To the Secretary by Mary Thompson-Jones

To the Secretary by Mary Thompson-Jones

Author:Mary Thompson-Jones
Language: eng
Format: epub
Publisher: W. W. Norton & Company


Elephants

Perhaps no animal is more beloved and more controversial than the elephant, targeted by poachers and hunters for its ivory; targeted by farmers and villagers for its tendency to trample crops and farmland; and seemingly capable of rebounding from worrisome low numbers to gigantic herds in need of ever-vaster acreage. Embassies ranging from Zimbabwe to Burma chronicled the struggle over elephants among countries, conservationists, and poachers.

CITES has banned the sale of ivory since 1989, but under pressure from conservationists, African nations, and China, it allowed a one-time sale in 2008 of stockpiled African ivory, with proceeds to be earmarked for wildlife conservation. According to conservationists, the sale of some one hundred tons of ivory proved disastrous because such a limited offering merely stoked Chinese demand and opened the floodgates of illegal ivory from African nations.21

Ivory is only one aspect of the problem. In Asia, where wild elephants number 25,000 to 35,000, they are also seen as traditional and ideal beasts of burden. India has 20,000, followed by Burma, where the embassy reported that their numbers in the wild dwindled from 5,500 in 1996 to 4,000 in 2009. Elephants in Burma are used in the timber industry as draft animals, and conservationists complain that abuse and overwork result in high mortality, while the logging also destroys elephant habitat.22

The Burma state timber company owns 2,500 elephants, and an additional 2,000 are privately owned and rented out to the timber industry. A Burmese wildlife NGO official told the embassy that as the regime uses the timber industry to meet the increasing demand for hard currency—essential for its economic integration and development—there is constant pressure to capture additional wild elephants and use them to fell more trees. Burmese officials defend the practice, saying elephants are more environmentally friendly than heavy machinery. That’s one view, but if the combined elephant abuse and loss of trees does not dismay conservationists, there is also the proximity of Burma’s border to China with its high demand for ivory.

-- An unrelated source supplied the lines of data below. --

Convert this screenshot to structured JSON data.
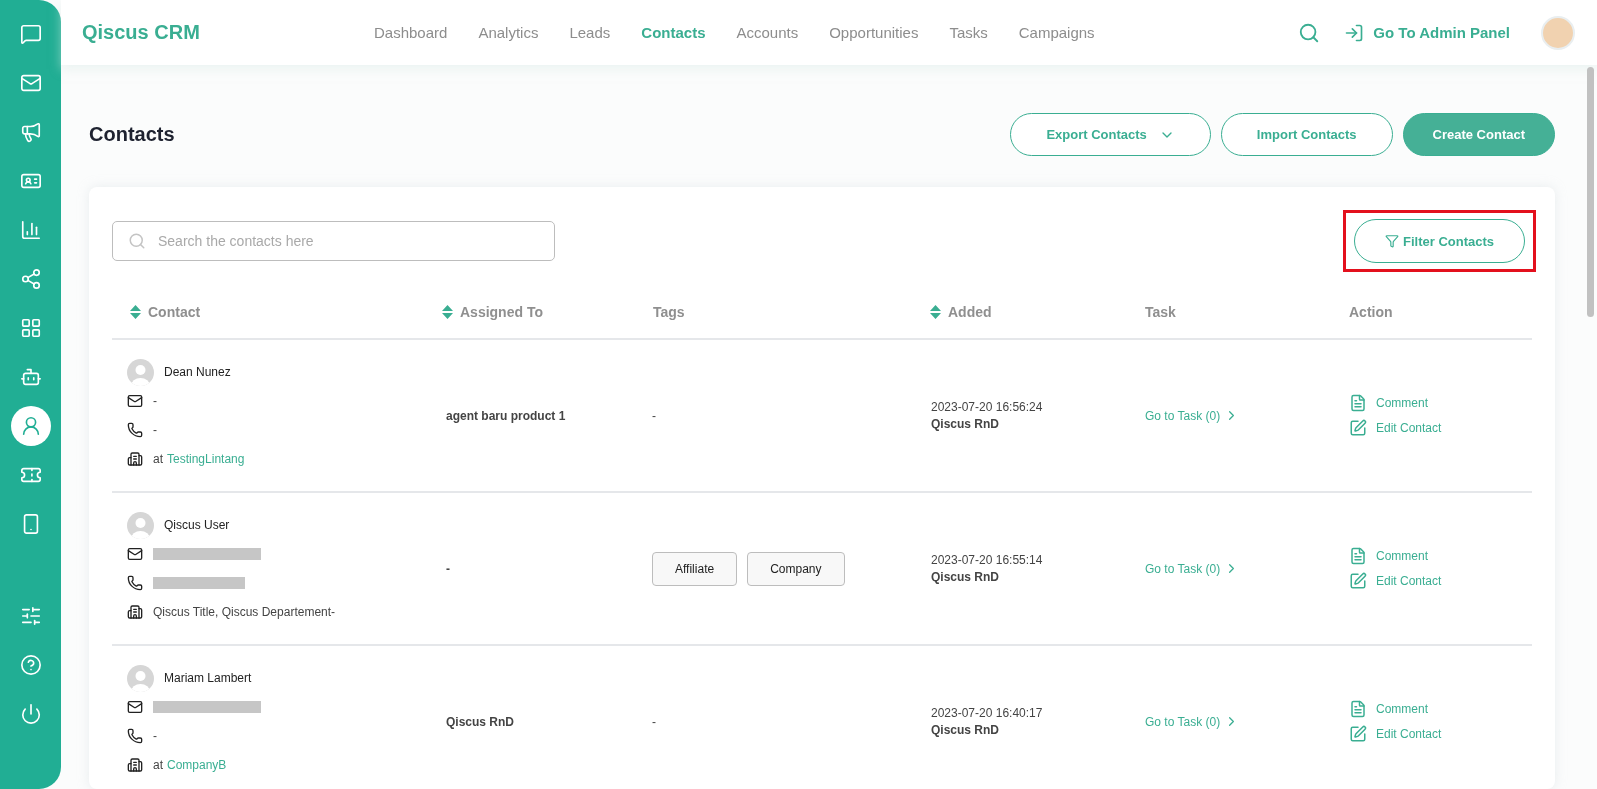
{
  "sidebar": {
    "items": [
      {
        "kind": "chat",
        "selected": false
      },
      {
        "kind": "mail",
        "selected": false
      },
      {
        "kind": "megaphone",
        "selected": false
      },
      {
        "kind": "card",
        "selected": false
      },
      {
        "kind": "chart",
        "selected": false
      },
      {
        "kind": "share",
        "selected": false
      },
      {
        "kind": "grid",
        "selected": false
      },
      {
        "kind": "bot",
        "selected": false
      },
      {
        "kind": "agent",
        "selected": true
      },
      {
        "kind": "ticket",
        "selected": false
      },
      {
        "kind": "phone",
        "selected": false
      }
    ],
    "bottom_items": [
      {
        "kind": "sliders"
      },
      {
        "kind": "help"
      },
      {
        "kind": "power"
      }
    ]
  },
  "header": {
    "brand": "Qiscus CRM",
    "nav": [
      {
        "label": "Dashboard",
        "selected": false
      },
      {
        "label": "Analytics",
        "selected": false
      },
      {
        "label": "Leads",
        "selected": false
      },
      {
        "label": "Contacts",
        "selected": true
      },
      {
        "label": "Accounts",
        "selected": false
      },
      {
        "label": "Opportunities",
        "selected": false
      },
      {
        "label": "Tasks",
        "selected": false
      },
      {
        "label": "Campaigns",
        "selected": false
      }
    ],
    "admin_link": "Go To Admin Panel"
  },
  "page": {
    "title": "Contacts",
    "buttons": [
      {
        "label": "Export Contacts",
        "kind": "dropdown"
      },
      {
        "label": "Import Contacts",
        "kind": "outline"
      },
      {
        "label": "Create Contact",
        "kind": "primary"
      }
    ]
  },
  "search": {
    "placeholder": "Search the contacts here"
  },
  "filter_button": {
    "label": "Filter Contacts",
    "highlighted": true
  },
  "table": {
    "columns": [
      {
        "label": "Contact",
        "sortable": true
      },
      {
        "label": "Assigned To",
        "sortable": true
      },
      {
        "label": "Tags",
        "sortable": false
      },
      {
        "label": "Added",
        "sortable": true
      },
      {
        "label": "Task",
        "sortable": false
      },
      {
        "label": "Action",
        "sortable": false
      }
    ],
    "rows": [
      {
        "name": "Dean Nunez",
        "email": {
          "kind": "text",
          "value": "-"
        },
        "phone": {
          "kind": "text",
          "value": "-"
        },
        "org": {
          "kind": "company",
          "prefix": "at",
          "value": "TestingLintang"
        },
        "assigned": "agent baru product 1",
        "tags": [],
        "tags_empty": "-",
        "added": "2023-07-20 16:56:24",
        "added_by": "Qiscus RnD",
        "task": "Go to Task (0)",
        "actions": [
          "Comment",
          "Edit Contact"
        ]
      },
      {
        "name": "Qiscus User",
        "email": {
          "kind": "redacted"
        },
        "phone": {
          "kind": "redacted"
        },
        "org": {
          "kind": "title",
          "value": "Qiscus Title, Qiscus Departement-"
        },
        "assigned": "-",
        "tags": [
          "Affiliate",
          "Company"
        ],
        "added": "2023-07-20 16:55:14",
        "added_by": "Qiscus RnD",
        "task": "Go to Task (0)",
        "actions": [
          "Comment",
          "Edit Contact"
        ]
      },
      {
        "name": "Mariam Lambert",
        "email": {
          "kind": "redacted"
        },
        "phone": {
          "kind": "text",
          "value": "-"
        },
        "org": {
          "kind": "company",
          "prefix": "at",
          "value": "CompanyB"
        },
        "assigned": "Qiscus RnD",
        "tags": [],
        "tags_empty": "-",
        "added": "2023-07-20 16:40:17",
        "added_by": "Qiscus RnD",
        "task": "Go to Task (0)",
        "actions": [
          "Comment",
          "Edit Contact"
        ]
      }
    ]
  }
}
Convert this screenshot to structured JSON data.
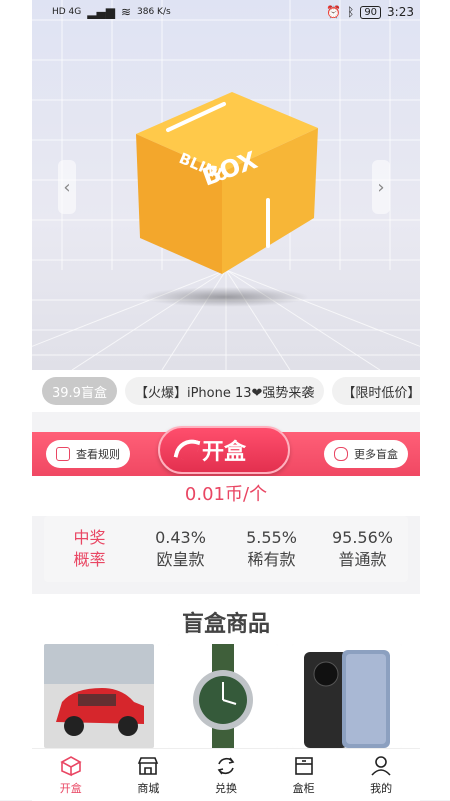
{
  "status_bar": {
    "network_left": "HD 4G",
    "speed": "386 K/s",
    "battery": "90",
    "time": "3:23"
  },
  "hero": {
    "box_text_line1": "BLIND",
    "box_text_line2": "BOX",
    "left_arrow_icon": "chevron-left-icon",
    "right_arrow_icon": "chevron-right-icon"
  },
  "chips": [
    {
      "label": "39.9盲盒",
      "active": true
    },
    {
      "label": "【火爆】iPhone 13❤强势来袭"
    },
    {
      "label": "【限时低价】社"
    }
  ],
  "action_bar": {
    "rules_label": "查看规则",
    "open_label": "开盒",
    "more_label": "更多盲盒"
  },
  "price_label": "0.01币/个",
  "probability": {
    "title_line1": "中奖",
    "title_line2": "概率",
    "items": [
      {
        "percent": "0.43%",
        "name": "欧皇款"
      },
      {
        "percent": "5.55%",
        "name": "稀有款"
      },
      {
        "percent": "95.56%",
        "name": "普通款"
      }
    ]
  },
  "goods": {
    "title": "盲盒商品",
    "products": [
      {
        "icon": "red-car-image"
      },
      {
        "icon": "green-watch-image"
      },
      {
        "icon": "smartphone-image"
      }
    ]
  },
  "tabbar": {
    "items": [
      {
        "label": "开盒",
        "icon": "box-icon",
        "active": true
      },
      {
        "label": "商城",
        "icon": "store-icon"
      },
      {
        "label": "兑换",
        "icon": "exchange-icon"
      },
      {
        "label": "盒柜",
        "icon": "cabinet-icon"
      },
      {
        "label": "我的",
        "icon": "user-icon"
      }
    ]
  },
  "colors": {
    "accent": "#e94663",
    "box": "#f6b43a"
  }
}
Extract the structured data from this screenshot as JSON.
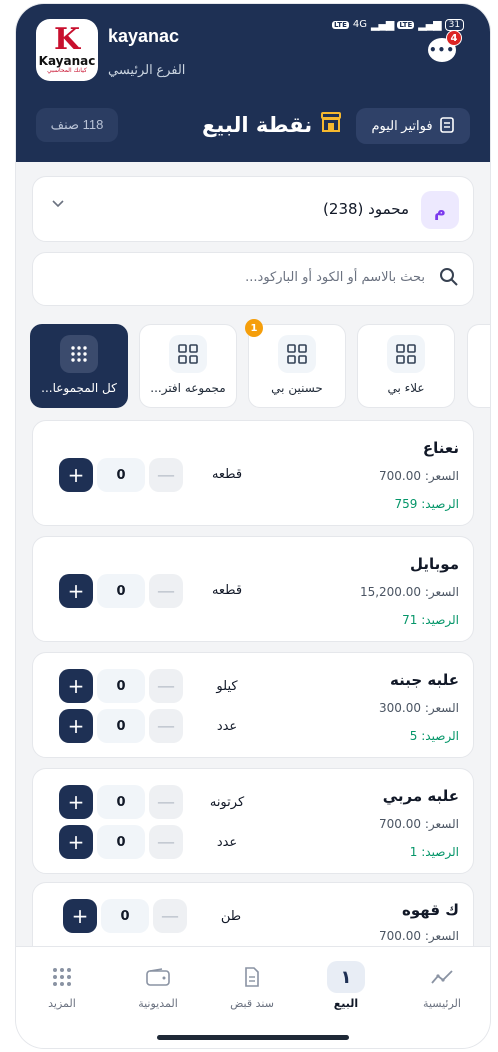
{
  "header": {
    "company": "kayanac",
    "branch": "الفرع الرئيسي",
    "logo_word": "Kayanac",
    "logo_tagline": "كيانك المحاسبي",
    "status": {
      "lte1": "LTE",
      "net": "4G",
      "lte2": "LTE",
      "battery": "31"
    },
    "chat_badge": "4",
    "items_count": "118 صنف",
    "title": "نقطة البيع",
    "today_invoices": "فواتير اليوم"
  },
  "customer": {
    "initial": "م",
    "name": "محمود (238)"
  },
  "search": {
    "placeholder": "بحث بالاسم أو الكود أو الباركود..."
  },
  "categories": [
    {
      "label": "علاء بي",
      "badge": ""
    },
    {
      "label": "حسنين بي",
      "badge": "1"
    },
    {
      "label": "مجموعه افتر...",
      "badge": ""
    },
    {
      "label": "كل المجموعا...",
      "badge": ""
    }
  ],
  "products": [
    {
      "name": "نعناع",
      "price": "السعر: 700.00",
      "stock": "الرصيد: 759",
      "units": [
        {
          "unit": "قطعه",
          "qty": "0"
        }
      ]
    },
    {
      "name": "موبايل",
      "price": "السعر: 15,200.00",
      "stock": "الرصيد: 71",
      "units": [
        {
          "unit": "قطعه",
          "qty": "0"
        }
      ]
    },
    {
      "name": "علبه جبنه",
      "price": "السعر: 300.00",
      "stock": "الرصيد: 5",
      "units": [
        {
          "unit": "كيلو",
          "qty": "0"
        },
        {
          "unit": "عدد",
          "qty": "0"
        }
      ]
    },
    {
      "name": "علبه مربي",
      "price": "السعر: 700.00",
      "stock": "الرصيد: 1",
      "units": [
        {
          "unit": "كرتونه",
          "qty": "0"
        },
        {
          "unit": "عدد",
          "qty": "0"
        }
      ]
    },
    {
      "name": "ك قهوه",
      "price": "السعر: 700.00",
      "stock": "",
      "units": [
        {
          "unit": "طن",
          "qty": "0"
        }
      ]
    }
  ],
  "stepper": {
    "plus": "+",
    "minus": "—"
  },
  "nav": [
    {
      "label": "الرئيسية",
      "icon": "chart-line-icon",
      "glyph": "〰"
    },
    {
      "label": "البيع",
      "icon": "sale-icon",
      "glyph": "١"
    },
    {
      "label": "سند قبض",
      "icon": "receipt-icon",
      "glyph": "🗎"
    },
    {
      "label": "المديونية",
      "icon": "wallet-icon",
      "glyph": "▭"
    },
    {
      "label": "المزيد",
      "icon": "grid-icon",
      "glyph": "⁞⁞⁞"
    }
  ],
  "colors": {
    "primary": "#1e3054",
    "accent": "#f59e0b",
    "stock": "#059669"
  }
}
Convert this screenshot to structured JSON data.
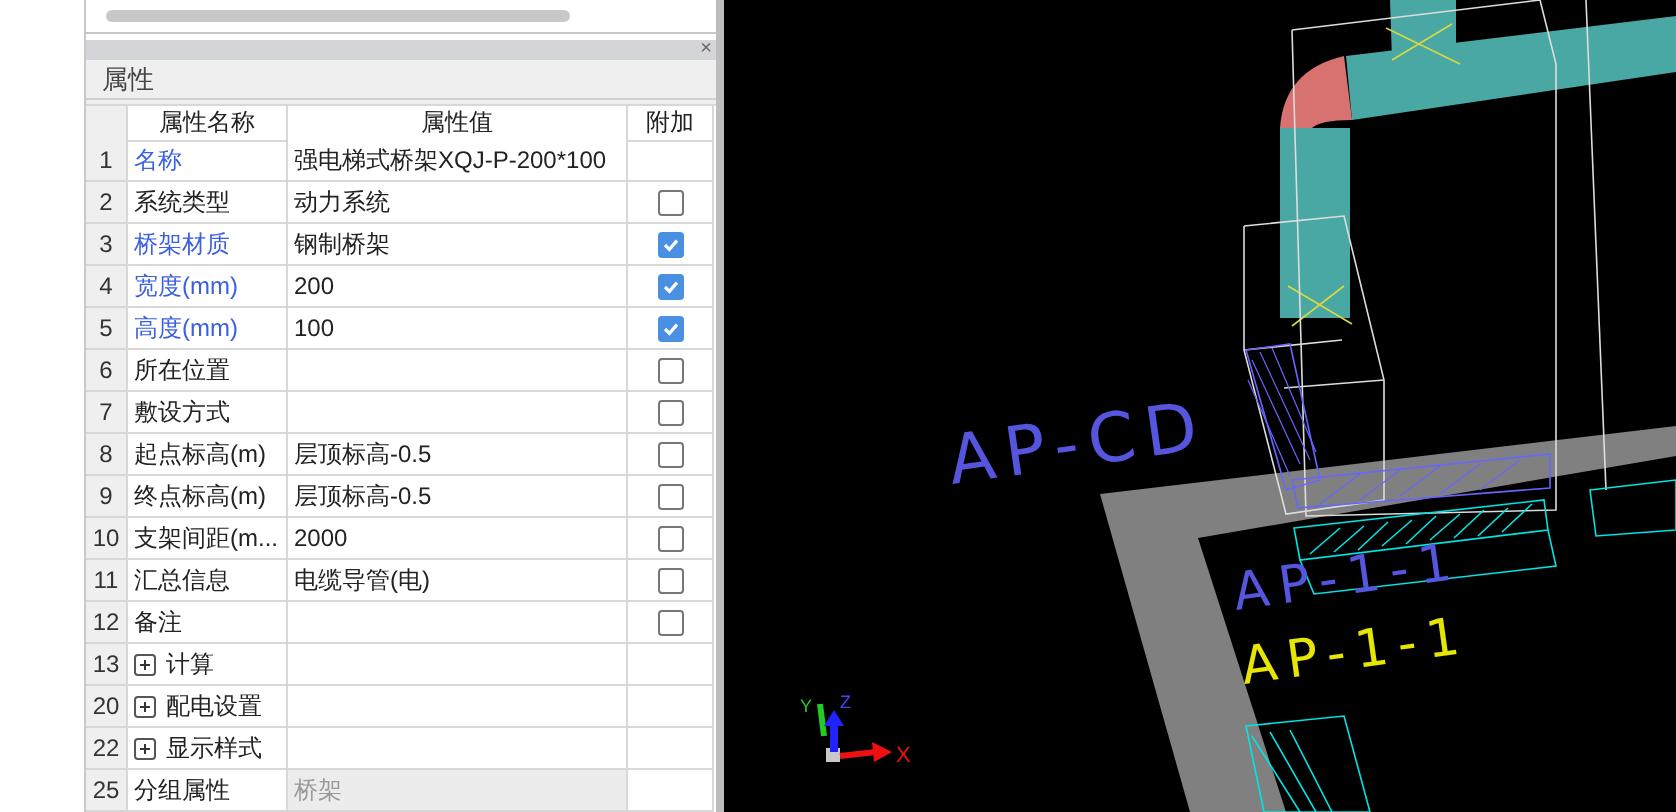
{
  "properties_panel": {
    "close": "×",
    "title": "属性",
    "columns": [
      "属性名称",
      "属性值",
      "附加"
    ],
    "rows": [
      {
        "index": "1",
        "kind": "text",
        "name": "名称",
        "value": "强电梯式桥架XQJ-P-200*100",
        "highlight": true,
        "disabled": false
      },
      {
        "index": "2",
        "kind": "checkbox",
        "name": "系统类型",
        "value": "动力系统",
        "highlight": false,
        "disabled": false,
        "checked": false
      },
      {
        "index": "3",
        "kind": "checkbox",
        "name": "桥架材质",
        "value": "钢制桥架",
        "highlight": true,
        "disabled": false,
        "checked": true
      },
      {
        "index": "4",
        "kind": "checkbox",
        "name": "宽度(mm)",
        "value": "200",
        "highlight": true,
        "disabled": false,
        "checked": true
      },
      {
        "index": "5",
        "kind": "checkbox",
        "name": "高度(mm)",
        "value": "100",
        "highlight": true,
        "disabled": false,
        "checked": true
      },
      {
        "index": "6",
        "kind": "checkbox",
        "name": "所在位置",
        "highlight": false,
        "disabled": false,
        "checked": false
      },
      {
        "index": "7",
        "kind": "checkbox",
        "name": "敷设方式",
        "highlight": false,
        "disabled": false,
        "checked": false
      },
      {
        "index": "8",
        "kind": "checkbox",
        "name": "起点标高(m)",
        "value": "层顶标高-0.5",
        "highlight": false,
        "disabled": false,
        "checked": false
      },
      {
        "index": "9",
        "kind": "checkbox",
        "name": "终点标高(m)",
        "value": "层顶标高-0.5",
        "highlight": false,
        "disabled": false,
        "checked": false
      },
      {
        "index": "10",
        "kind": "checkbox",
        "name": "支架间距(m...",
        "value": "2000",
        "highlight": false,
        "disabled": false,
        "checked": false
      },
      {
        "index": "11",
        "kind": "checkbox",
        "name": "汇总信息",
        "value": "电缆导管(电)",
        "highlight": false,
        "disabled": false,
        "checked": false
      },
      {
        "index": "12",
        "kind": "checkbox",
        "name": "备注",
        "highlight": false,
        "disabled": false,
        "checked": false
      },
      {
        "index": "13",
        "kind": "group",
        "name": "计算",
        "highlight": false,
        "disabled": false,
        "expanded": false
      },
      {
        "index": "20",
        "kind": "group",
        "name": "配电设置",
        "highlight": false,
        "disabled": false,
        "expanded": false
      },
      {
        "index": "22",
        "kind": "group",
        "name": "显示样式",
        "highlight": false,
        "disabled": false,
        "expanded": false
      },
      {
        "index": "25",
        "kind": "text",
        "name": "分组属性",
        "value": "桥架",
        "highlight": false,
        "disabled": true
      }
    ]
  },
  "viewport": {
    "labels": [
      {
        "text": "AP-CD",
        "color": "#5555dd"
      },
      {
        "text": "AP-1-1",
        "color": "#5555dd"
      },
      {
        "text": "AP-1-1",
        "color": "#e6e600"
      }
    ],
    "axes": [
      "X",
      "Y",
      "Z"
    ]
  }
}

Sometimes the greatest threat to elephants comes from climate change. Mali’s Gourma region, straddling the area between the country’s fertile southern savannah and the semi-arid Sahel, somehow supports the northernmost herd of elephants in West Africa and the only elephant group in the Sahel. The survival of the 550 to 700 Gourma elephants hinges on a nomadic migration circuit of six hundred kilometers—the longest annual migration of elephants ever recorded, according to embassy reports.23 The elephants follow a vast, counterclockwise route punctuated with watering holes and seasonal grasslands, but after centuries of elephant-human harmony, recent trends of reduced rainfall alongside more farms, livestock, and settlements have meant heavier competition for scarce water. Embassy officers reported that NGO groups had used satellite technology and radio collars to identify choke points on the migration corridors, reasoning that any negative human-elephant interaction could increase the already high mortality rate. The NGOs worked alongside the World Bank on a $10 million biodiversity project that relied on local knowledge, leadership, and commitment of the Gourma population, working with tribal chiefs from eighteen communes.